Thus, a parallelizing job distributor camouflages Rosetta to run on those systems. The supercomputers and clusters that most of the academic developers have access to REQUIRE parallel distribution of jobs. At the C++ level, it's all about jumping through hoops. I can't address this at the python level. "Furthermore, I'm not sure why people want to parallelize the JobDistributor." As a previous posters says, if Rosetta is compiled with MPI enabled (I have no experience with this), then yes, scoring function computation and other functions that are parallelized might benefit.
WINDOWS PARALLEL PROCESSING SERIAL
Please correct me if I'm wrong, but I believe PyRosetta is inherently serial because any secondary access to the Rosetta shared library through the PyRosetta interface will be blocked by the first Python thread that calls into the library. (Actually, Ahmdal says it would be faster to run many serial jobs.) If I need to generate 10,000 configurations, why don't I just run 4 JobDistributors churning out 2500 structures each?
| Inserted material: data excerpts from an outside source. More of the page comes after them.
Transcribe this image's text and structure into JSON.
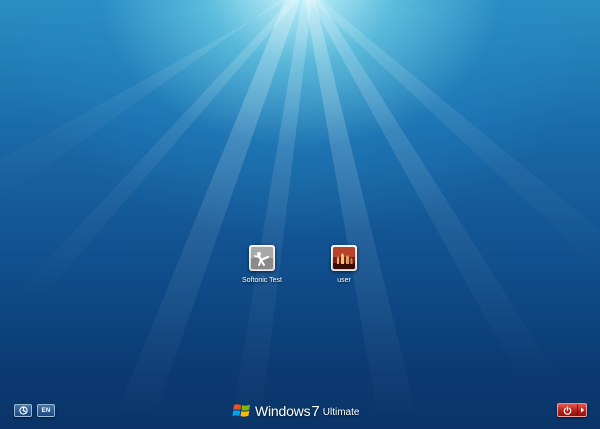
{
  "users": [
    {
      "name": "Softonic Test",
      "avatar_icon": "karate-kick-avatar-icon"
    },
    {
      "name": "user",
      "avatar_icon": "chess-pieces-avatar-icon"
    }
  ],
  "bottom_bar": {
    "ease_of_access_icon": "ease-of-access-icon",
    "language": "EN",
    "brand_windows": "Windows",
    "brand_version": "7",
    "brand_edition": "Ultimate",
    "power_icon": "power-icon",
    "power_options_icon": "arrow-right-icon"
  },
  "colors": {
    "sky_top": "#2a8fc4",
    "sky_bottom": "#0a3468",
    "glow": "#d2faff",
    "power_red": "#b3231c",
    "logo_red": "#f25022",
    "logo_green": "#7fba00",
    "logo_blue": "#00a4ef",
    "logo_yellow": "#ffb900"
  }
}
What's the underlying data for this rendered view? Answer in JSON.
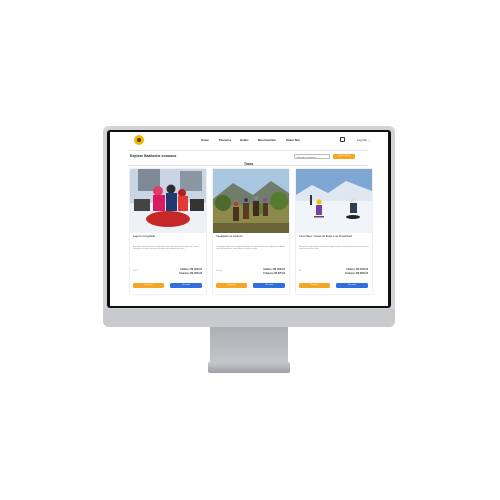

Docking simulations, or other methods that need to generate hundreds or thousands of configurations, are already "embarrassingly parallel"-runing one job on many cores is no different than running many jobs in many single cores. This will run many serial jobs.įurthermore, I'm not sure why people want to parallelize the JobDistributor. This can be done quite easily using the background command (python myPyRosettaScript.py &) in a Linux terminal or just running the other job from another terminal window. What the previous posts are saying is for those people with multicore machines, simply run your PyRosetta script multiple times. Running multiple processes is not the same distributing across multiple cores. If you have more questions about the underlying c++, you may want to repost on the rosetta3.0 board, I don't check this one often.
![windows parallel processing windows parallel processing](https://i.stack.imgur.com/nCf7z.png)
This is functionally equivalent to (and the same speed as) MPI parallelization. Just make sure you start them with independent random number seeds, and you'll get trajectories as effectively as one job eight times as long. It should be sufficient for your use.Ĭ) You can always run 8 jobs in 8 different directories. This method has NO GUARANTEES against overwriting, duplication of effort, or screwing up the scorefile with simultaneous writes. If the number of processors is small and the jobs are long, then this method allows use of multiple processors on one big job in one directory with minimal overwriting. In this mode, non-communicating Rosetta processes will use the filesystem to signal by making temporary files myjob_0001.in_progress, etc.
WINDOWS PARALLEL PROCESSING HOW TO
I'm sure you don't have this if you got binaries, and I'm not sure how to generate it for the python bindings.ī) The job distributor you are likely to be using supports an option called -run::multiple_processes_writing_to_one_directory. I can tell you this:Ī) The underlying C++ needs to be recompiled with extras=mpi to get MPI style parallel processing. I was one of the authors on the underlying C++ job distributors, but I'll freely admit I know nothing about the python layer.